Two New House Deans

With the appointment of Dr. Annabelle Pelta to Gregory College House and Amy R. Pollock to Hill College House, the College House deanships are at full strength. "We were tremendously lucky to get our top candidates in both searches," said Dr. David B. Brownlee, Director of College Houses and Academic Services.

Dr. Pelta is a scholar of art history who took her B.A. from Temple in 1978 and A.M. and Ph.D. degrees from Penn in 1981 and 1992. At Penn she held a Dean's Fellowship, a Penfield Travel Award and L'Aquila Research Grant for research in Italy, and a prestigious Mellon Doctoral Fellowship. From 1985 to 1989, Dr. Pelta served as Director of the Italian Studies Summer Institute in Florence, a program co-sponsored by Penn's College of General Studies and Bryn Mawr College. She then became a patron services representative for the Philadelphia Orchestra Association, and most recently was with the Music Preparatory Division at Temple's Esther Boyer College of Music, where she designed and managed the registration databases and was responsible for student registration, placement, scheduling, and billing, as well as program development, scholarships, and grant-writing. Since Gregory House is home to the Modern Languages Program, Dr. Pelta's foreign language skills will be welcomed, Dr. Brownlee's announcement said. She is fluent in Italian and has reading knowledge of French, German, Spanish and Latin.

Amy Pollock holds a B.A. in behavioral and neural biology from Lehigh (1989) and an M.A. in student personnel administration from the Teachers College of Columbia (1990).
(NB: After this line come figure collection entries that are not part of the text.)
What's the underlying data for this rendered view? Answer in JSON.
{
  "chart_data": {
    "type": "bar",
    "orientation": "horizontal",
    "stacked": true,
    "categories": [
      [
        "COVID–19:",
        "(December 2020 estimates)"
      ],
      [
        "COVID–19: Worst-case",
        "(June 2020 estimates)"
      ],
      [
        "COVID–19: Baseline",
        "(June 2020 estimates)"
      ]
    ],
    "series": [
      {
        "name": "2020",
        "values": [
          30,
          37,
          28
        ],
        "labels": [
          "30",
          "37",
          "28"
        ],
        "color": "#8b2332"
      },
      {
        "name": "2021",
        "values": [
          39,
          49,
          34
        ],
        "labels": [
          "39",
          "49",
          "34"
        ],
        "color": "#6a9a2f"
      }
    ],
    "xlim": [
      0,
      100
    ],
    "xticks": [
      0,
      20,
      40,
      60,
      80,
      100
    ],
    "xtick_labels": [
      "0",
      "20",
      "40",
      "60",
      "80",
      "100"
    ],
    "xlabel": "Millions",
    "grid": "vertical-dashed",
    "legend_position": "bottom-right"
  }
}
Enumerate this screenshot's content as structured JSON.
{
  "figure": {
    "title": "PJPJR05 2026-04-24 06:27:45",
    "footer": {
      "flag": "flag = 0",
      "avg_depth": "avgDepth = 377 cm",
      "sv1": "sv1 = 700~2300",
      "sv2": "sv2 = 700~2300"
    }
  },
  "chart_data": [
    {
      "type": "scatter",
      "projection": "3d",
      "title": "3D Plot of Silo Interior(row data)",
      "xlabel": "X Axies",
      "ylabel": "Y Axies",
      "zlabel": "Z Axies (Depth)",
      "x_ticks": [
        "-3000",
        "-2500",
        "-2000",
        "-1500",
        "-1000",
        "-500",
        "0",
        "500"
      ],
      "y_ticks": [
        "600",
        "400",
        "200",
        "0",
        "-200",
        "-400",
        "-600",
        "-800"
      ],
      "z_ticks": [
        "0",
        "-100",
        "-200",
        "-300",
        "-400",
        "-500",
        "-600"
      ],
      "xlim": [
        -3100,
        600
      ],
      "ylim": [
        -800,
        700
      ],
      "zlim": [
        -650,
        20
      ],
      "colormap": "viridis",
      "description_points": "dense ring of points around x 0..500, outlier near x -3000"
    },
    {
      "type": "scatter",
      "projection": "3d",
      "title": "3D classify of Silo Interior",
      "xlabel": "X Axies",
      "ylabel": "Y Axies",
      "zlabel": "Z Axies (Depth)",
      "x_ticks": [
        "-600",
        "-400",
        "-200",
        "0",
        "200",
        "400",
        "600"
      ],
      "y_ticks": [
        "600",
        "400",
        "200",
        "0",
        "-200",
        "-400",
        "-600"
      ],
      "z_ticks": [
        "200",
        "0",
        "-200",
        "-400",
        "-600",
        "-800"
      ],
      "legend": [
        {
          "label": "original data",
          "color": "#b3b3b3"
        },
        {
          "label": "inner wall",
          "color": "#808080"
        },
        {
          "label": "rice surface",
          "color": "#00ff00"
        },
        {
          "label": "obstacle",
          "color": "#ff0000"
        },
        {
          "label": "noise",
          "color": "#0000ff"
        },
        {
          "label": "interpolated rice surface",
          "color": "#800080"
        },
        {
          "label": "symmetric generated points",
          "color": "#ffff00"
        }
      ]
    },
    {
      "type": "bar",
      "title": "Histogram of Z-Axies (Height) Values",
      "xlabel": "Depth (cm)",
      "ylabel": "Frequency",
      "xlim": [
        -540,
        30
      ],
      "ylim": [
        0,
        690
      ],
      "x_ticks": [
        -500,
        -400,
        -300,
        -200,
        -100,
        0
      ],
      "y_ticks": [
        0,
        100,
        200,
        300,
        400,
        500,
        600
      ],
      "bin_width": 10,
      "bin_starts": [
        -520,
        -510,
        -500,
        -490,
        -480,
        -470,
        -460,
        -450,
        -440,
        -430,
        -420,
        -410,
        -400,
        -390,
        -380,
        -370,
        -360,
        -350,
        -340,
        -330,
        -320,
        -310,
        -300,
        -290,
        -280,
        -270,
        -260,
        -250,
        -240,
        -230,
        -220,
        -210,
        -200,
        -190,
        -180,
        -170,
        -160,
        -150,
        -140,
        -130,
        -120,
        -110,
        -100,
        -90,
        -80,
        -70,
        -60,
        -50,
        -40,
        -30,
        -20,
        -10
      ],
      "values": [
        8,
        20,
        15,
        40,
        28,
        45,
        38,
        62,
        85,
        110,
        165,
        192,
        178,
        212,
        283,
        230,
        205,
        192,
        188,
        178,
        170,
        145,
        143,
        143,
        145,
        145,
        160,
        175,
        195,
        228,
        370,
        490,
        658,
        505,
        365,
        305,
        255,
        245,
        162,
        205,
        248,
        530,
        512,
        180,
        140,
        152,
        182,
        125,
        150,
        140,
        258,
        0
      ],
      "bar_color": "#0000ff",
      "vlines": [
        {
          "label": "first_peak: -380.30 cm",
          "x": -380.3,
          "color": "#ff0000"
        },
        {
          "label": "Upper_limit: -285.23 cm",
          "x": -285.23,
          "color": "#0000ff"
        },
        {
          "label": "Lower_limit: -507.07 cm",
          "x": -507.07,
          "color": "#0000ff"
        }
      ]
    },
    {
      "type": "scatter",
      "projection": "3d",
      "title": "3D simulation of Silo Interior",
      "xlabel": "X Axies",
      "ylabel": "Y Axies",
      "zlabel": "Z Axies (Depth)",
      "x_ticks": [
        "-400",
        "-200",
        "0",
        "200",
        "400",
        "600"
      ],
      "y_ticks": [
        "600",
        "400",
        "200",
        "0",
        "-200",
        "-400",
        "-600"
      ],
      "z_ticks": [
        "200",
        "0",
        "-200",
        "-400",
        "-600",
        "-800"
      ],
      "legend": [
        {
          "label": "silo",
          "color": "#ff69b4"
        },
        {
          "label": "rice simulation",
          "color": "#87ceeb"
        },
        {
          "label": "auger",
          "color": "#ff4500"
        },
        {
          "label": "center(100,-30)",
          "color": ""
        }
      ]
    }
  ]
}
While studying toward her Ph.D., she has been working with students in many capacities at Ramapo College in Mahwah, NJ, where she has been an adjunct professor in the School of Theoretical and Applied Sciences as well as assistant director of residence life. At Ramapo she helped to develop and implement a comprehensive student residential program; supervised residences including apartment complexes and a first-year dormitory; and, since 1992, served as Ramapo's director of student development. She is known for creating leadership opportunities for students through special training initiatives, peer education, service learning, and club and organization participation. One of her special projects was a co-curricular transcript program that enabled students to establish official records of their achievements outside the classroom, and she was involved in campus-wide health education initiatives, judicial affairs, and community relations. Since 1997 she had also served as program director of the Study Abroad Program in London during the winter session, providing curricular support for participants.